Medscape: Do children and adults react differently to war, violence, and destruction?
vom Felde: To begin with, in principle, everyone reacts differently to traumatic situations. It depends on the individual coping methods that every person has, but also predominantly on their social surroundings, ie, what opportunities for support there are.
Of course, there is a difference between children and adults based on children’s specific developmental phases. If situations hold sway during critical developmental phases in which the appropriate conditions for healthy development simply do not exist, this can have long-term implications.

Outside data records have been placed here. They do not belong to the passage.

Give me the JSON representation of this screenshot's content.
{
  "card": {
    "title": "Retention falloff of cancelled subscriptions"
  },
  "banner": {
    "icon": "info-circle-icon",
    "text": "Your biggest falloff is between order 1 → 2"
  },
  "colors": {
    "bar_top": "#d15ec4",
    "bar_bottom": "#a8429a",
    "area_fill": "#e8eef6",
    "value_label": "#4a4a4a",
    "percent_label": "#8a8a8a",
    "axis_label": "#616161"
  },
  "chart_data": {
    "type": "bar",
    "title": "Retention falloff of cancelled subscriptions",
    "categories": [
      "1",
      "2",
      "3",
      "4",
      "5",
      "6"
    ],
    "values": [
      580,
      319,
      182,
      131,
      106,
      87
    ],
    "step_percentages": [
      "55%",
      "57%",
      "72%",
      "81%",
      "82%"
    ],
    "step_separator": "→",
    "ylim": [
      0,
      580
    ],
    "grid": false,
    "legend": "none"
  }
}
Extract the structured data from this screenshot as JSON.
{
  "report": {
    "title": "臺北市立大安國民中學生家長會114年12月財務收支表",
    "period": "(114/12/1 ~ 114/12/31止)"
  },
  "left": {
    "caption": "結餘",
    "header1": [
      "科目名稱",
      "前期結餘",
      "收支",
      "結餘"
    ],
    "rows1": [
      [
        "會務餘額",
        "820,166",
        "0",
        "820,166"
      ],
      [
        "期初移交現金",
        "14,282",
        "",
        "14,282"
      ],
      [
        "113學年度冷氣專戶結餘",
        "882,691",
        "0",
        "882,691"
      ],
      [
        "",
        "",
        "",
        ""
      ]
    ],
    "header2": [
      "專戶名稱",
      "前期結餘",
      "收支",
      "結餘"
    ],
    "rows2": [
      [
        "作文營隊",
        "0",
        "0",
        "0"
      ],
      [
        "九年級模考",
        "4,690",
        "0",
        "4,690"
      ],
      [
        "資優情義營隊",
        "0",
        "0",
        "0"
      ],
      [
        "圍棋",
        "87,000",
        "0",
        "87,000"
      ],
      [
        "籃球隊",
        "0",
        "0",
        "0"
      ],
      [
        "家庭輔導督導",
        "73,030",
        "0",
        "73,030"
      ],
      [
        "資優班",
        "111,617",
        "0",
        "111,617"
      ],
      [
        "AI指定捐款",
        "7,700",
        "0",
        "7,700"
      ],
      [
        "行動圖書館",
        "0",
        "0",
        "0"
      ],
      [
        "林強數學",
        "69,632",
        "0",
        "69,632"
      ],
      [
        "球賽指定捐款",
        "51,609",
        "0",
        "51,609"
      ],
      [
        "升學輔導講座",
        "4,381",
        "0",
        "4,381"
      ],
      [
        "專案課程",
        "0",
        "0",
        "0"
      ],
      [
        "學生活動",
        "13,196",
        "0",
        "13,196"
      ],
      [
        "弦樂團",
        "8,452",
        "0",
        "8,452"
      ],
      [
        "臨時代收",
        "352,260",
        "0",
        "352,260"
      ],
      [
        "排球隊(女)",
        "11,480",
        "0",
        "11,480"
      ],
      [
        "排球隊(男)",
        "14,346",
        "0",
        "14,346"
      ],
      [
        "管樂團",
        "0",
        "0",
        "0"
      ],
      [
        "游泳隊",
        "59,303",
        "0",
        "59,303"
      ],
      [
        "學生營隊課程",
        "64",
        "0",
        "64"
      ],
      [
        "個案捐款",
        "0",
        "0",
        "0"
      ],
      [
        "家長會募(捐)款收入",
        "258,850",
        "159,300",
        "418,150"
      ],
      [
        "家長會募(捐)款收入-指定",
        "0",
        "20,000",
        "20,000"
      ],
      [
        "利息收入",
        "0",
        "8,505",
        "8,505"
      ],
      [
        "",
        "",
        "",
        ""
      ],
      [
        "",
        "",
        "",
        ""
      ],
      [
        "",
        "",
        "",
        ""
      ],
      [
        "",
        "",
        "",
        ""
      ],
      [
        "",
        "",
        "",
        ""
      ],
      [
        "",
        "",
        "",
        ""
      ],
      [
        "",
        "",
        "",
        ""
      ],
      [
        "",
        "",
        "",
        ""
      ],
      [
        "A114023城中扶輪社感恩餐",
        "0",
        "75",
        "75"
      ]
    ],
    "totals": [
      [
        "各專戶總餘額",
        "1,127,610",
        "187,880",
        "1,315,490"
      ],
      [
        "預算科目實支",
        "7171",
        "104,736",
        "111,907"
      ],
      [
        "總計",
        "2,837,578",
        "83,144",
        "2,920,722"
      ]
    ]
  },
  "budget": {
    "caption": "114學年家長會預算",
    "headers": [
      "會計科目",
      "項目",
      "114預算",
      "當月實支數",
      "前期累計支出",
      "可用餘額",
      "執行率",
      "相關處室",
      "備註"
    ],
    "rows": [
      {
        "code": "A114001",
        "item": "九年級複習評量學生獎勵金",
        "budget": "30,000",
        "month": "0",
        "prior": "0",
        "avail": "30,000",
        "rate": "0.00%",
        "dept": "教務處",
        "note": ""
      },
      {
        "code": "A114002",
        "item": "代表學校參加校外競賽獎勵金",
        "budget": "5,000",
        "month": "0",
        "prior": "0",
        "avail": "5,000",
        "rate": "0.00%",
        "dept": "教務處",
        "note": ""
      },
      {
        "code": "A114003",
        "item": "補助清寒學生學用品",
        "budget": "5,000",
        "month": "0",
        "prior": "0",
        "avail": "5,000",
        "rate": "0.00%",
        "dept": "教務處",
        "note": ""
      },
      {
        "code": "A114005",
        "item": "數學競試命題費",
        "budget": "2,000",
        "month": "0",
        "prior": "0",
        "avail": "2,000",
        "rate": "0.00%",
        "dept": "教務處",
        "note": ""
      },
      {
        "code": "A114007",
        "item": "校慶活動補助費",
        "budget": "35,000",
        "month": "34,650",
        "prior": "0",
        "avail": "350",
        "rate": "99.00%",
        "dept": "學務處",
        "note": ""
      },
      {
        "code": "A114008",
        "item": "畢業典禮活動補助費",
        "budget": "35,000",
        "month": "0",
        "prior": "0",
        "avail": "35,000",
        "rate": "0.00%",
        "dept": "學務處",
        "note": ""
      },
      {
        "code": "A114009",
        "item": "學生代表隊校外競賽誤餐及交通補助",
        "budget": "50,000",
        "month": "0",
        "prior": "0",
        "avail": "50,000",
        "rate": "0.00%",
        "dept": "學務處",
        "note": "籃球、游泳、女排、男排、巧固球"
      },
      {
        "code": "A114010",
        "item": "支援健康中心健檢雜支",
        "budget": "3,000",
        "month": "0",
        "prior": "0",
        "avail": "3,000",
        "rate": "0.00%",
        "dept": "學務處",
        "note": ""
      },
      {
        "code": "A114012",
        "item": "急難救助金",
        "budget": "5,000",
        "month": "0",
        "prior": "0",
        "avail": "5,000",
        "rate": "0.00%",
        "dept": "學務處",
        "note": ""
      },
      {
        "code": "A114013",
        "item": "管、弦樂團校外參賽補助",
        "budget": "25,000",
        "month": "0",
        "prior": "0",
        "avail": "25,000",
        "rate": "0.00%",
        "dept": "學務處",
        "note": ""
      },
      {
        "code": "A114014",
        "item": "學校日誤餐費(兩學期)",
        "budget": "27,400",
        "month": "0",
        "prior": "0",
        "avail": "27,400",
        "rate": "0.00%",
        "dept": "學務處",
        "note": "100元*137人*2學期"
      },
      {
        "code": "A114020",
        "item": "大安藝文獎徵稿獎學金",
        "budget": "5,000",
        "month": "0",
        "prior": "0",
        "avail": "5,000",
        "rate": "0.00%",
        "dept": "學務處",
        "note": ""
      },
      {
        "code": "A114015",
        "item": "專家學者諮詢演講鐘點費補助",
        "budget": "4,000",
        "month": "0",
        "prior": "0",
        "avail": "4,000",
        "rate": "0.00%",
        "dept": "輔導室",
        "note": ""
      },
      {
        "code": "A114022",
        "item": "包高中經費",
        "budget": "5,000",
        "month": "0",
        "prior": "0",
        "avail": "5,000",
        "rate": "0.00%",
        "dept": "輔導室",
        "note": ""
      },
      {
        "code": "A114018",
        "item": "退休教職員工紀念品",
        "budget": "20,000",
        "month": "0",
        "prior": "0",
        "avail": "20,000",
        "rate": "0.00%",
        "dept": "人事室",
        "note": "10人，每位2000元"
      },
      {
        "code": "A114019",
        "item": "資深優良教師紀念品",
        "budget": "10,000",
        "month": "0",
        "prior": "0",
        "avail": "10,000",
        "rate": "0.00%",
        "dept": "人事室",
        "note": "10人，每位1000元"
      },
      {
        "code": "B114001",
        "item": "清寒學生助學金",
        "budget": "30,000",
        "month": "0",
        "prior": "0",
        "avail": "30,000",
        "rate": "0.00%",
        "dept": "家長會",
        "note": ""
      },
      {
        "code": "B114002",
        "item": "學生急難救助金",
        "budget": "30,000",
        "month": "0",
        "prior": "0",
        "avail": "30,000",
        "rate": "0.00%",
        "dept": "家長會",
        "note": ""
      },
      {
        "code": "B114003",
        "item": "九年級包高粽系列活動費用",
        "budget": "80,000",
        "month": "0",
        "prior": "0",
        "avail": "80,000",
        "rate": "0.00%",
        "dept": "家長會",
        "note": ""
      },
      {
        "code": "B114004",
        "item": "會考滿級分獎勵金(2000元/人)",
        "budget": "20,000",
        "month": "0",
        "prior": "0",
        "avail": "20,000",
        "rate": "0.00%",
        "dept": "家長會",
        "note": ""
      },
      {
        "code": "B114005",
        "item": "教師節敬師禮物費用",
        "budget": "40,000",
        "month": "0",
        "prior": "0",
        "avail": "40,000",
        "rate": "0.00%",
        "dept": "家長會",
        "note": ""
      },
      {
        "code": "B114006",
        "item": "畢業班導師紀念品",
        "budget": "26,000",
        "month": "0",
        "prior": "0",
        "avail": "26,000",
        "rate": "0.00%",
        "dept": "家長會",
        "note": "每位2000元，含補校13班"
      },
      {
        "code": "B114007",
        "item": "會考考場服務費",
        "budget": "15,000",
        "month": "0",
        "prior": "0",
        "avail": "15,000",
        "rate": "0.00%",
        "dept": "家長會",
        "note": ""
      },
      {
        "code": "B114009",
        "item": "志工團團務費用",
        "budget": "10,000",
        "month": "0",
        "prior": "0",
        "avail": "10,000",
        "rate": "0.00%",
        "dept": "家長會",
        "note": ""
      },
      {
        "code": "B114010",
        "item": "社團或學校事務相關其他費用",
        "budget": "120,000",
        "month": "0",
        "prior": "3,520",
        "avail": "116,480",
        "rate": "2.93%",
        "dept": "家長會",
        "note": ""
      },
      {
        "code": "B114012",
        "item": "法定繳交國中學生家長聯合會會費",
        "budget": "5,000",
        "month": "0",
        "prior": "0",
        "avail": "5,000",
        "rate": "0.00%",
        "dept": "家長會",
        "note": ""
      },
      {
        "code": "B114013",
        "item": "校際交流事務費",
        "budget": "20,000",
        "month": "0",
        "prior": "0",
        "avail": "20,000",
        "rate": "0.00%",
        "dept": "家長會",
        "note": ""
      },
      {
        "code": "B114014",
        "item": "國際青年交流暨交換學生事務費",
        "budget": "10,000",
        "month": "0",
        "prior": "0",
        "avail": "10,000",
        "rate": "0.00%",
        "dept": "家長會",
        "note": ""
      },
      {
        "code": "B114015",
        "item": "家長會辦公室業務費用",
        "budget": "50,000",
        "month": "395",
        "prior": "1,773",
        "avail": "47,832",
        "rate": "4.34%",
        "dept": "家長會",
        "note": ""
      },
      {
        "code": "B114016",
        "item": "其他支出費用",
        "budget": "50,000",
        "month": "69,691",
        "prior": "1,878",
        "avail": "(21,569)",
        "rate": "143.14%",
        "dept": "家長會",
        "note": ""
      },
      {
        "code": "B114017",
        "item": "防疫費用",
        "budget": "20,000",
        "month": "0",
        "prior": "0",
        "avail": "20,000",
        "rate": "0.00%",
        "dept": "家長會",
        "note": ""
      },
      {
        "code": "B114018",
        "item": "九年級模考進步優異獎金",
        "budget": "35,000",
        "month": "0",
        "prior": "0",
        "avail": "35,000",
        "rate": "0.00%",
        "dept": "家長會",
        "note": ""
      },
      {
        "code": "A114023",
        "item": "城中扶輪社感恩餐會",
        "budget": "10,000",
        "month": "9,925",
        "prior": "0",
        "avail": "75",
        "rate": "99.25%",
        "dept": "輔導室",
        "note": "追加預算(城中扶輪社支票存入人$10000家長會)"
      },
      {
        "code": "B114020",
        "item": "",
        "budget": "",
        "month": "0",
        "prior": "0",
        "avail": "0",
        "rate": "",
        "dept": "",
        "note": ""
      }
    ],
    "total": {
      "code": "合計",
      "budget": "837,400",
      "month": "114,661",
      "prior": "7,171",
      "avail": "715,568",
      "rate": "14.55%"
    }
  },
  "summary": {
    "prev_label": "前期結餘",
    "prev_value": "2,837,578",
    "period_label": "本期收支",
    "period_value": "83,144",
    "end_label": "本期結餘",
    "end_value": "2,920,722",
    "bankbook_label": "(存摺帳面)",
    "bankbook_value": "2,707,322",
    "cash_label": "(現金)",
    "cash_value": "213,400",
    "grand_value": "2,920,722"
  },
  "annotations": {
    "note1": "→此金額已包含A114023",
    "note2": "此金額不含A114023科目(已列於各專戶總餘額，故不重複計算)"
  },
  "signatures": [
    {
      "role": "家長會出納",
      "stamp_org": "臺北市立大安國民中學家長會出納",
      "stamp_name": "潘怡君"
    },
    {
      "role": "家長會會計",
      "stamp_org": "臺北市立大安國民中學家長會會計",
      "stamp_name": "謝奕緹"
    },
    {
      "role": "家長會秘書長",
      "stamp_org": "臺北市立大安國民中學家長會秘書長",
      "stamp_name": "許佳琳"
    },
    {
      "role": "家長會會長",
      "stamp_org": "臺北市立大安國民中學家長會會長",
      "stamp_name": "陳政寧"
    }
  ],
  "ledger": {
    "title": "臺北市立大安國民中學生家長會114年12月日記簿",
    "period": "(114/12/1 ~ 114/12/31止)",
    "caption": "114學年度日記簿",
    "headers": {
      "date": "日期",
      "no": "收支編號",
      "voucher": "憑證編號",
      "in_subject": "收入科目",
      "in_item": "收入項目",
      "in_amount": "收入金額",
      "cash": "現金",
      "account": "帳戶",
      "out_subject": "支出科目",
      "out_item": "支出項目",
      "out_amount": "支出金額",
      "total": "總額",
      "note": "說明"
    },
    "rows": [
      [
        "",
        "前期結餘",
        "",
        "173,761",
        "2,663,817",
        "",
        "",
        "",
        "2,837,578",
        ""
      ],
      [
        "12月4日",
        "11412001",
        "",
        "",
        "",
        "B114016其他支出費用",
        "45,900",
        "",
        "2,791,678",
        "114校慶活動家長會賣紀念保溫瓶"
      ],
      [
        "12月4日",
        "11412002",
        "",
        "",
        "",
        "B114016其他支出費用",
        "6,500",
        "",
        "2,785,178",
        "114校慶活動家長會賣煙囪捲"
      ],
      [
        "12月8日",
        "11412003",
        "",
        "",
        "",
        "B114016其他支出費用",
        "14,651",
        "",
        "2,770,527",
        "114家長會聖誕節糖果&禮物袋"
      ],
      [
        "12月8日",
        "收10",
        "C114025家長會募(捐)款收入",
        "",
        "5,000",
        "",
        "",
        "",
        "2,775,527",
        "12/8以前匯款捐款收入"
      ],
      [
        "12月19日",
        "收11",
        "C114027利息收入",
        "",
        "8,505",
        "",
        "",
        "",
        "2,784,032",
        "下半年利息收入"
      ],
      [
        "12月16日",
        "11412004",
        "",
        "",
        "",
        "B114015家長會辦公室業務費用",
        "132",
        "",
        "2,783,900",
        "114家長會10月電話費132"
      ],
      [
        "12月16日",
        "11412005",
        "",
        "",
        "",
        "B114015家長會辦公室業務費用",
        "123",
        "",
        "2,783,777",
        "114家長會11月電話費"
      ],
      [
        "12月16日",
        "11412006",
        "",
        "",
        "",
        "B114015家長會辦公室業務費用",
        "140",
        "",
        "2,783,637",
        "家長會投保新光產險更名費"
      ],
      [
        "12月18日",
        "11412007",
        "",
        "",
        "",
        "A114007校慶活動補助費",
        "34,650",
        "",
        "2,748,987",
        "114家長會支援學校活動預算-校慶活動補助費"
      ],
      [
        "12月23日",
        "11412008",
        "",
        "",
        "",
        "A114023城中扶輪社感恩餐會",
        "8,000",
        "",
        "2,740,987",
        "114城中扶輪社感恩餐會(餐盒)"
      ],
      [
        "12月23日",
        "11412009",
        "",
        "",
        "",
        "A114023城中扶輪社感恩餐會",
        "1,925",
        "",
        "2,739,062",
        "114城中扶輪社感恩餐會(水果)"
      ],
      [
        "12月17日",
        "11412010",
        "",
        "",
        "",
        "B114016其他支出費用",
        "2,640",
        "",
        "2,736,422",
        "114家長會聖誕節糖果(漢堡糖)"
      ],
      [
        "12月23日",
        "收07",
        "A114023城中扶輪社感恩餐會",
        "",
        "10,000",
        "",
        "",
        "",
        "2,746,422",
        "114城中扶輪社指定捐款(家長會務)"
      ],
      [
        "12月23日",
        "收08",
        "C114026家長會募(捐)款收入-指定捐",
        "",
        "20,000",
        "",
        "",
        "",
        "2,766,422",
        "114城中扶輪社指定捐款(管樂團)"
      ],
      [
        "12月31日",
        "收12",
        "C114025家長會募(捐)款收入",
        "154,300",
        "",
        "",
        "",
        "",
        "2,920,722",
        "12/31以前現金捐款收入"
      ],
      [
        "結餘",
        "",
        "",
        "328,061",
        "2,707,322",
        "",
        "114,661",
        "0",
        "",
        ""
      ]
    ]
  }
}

It is particularly important with children to make sure that extremely stressful situations are kept as short as possible, that parents are encouraged to support their children and that a child-friendly environment is created. On the other hand, children are extremely resilient and can somehow manage through the most difficult situations if they at least have support from their most important caregivers and if the stressful situation is not a long-term situation.
Medscape: Do men and women differ in their reactions?
vom Felde: Just like with many mental conditions, there are clear differences. These are dependent on how people — depending on their socialization — can or may express stress and have a feeling about it.
For example, due to their socialization, it can be more difficult for men to express sadness and show presumed weakness. Men in families also more often think that they must be strong and hold the family together. This can lead to stresses being expressed in other ways, and those stresses may not be communicated so openly.
Medscape: Thank you very much for the discussion.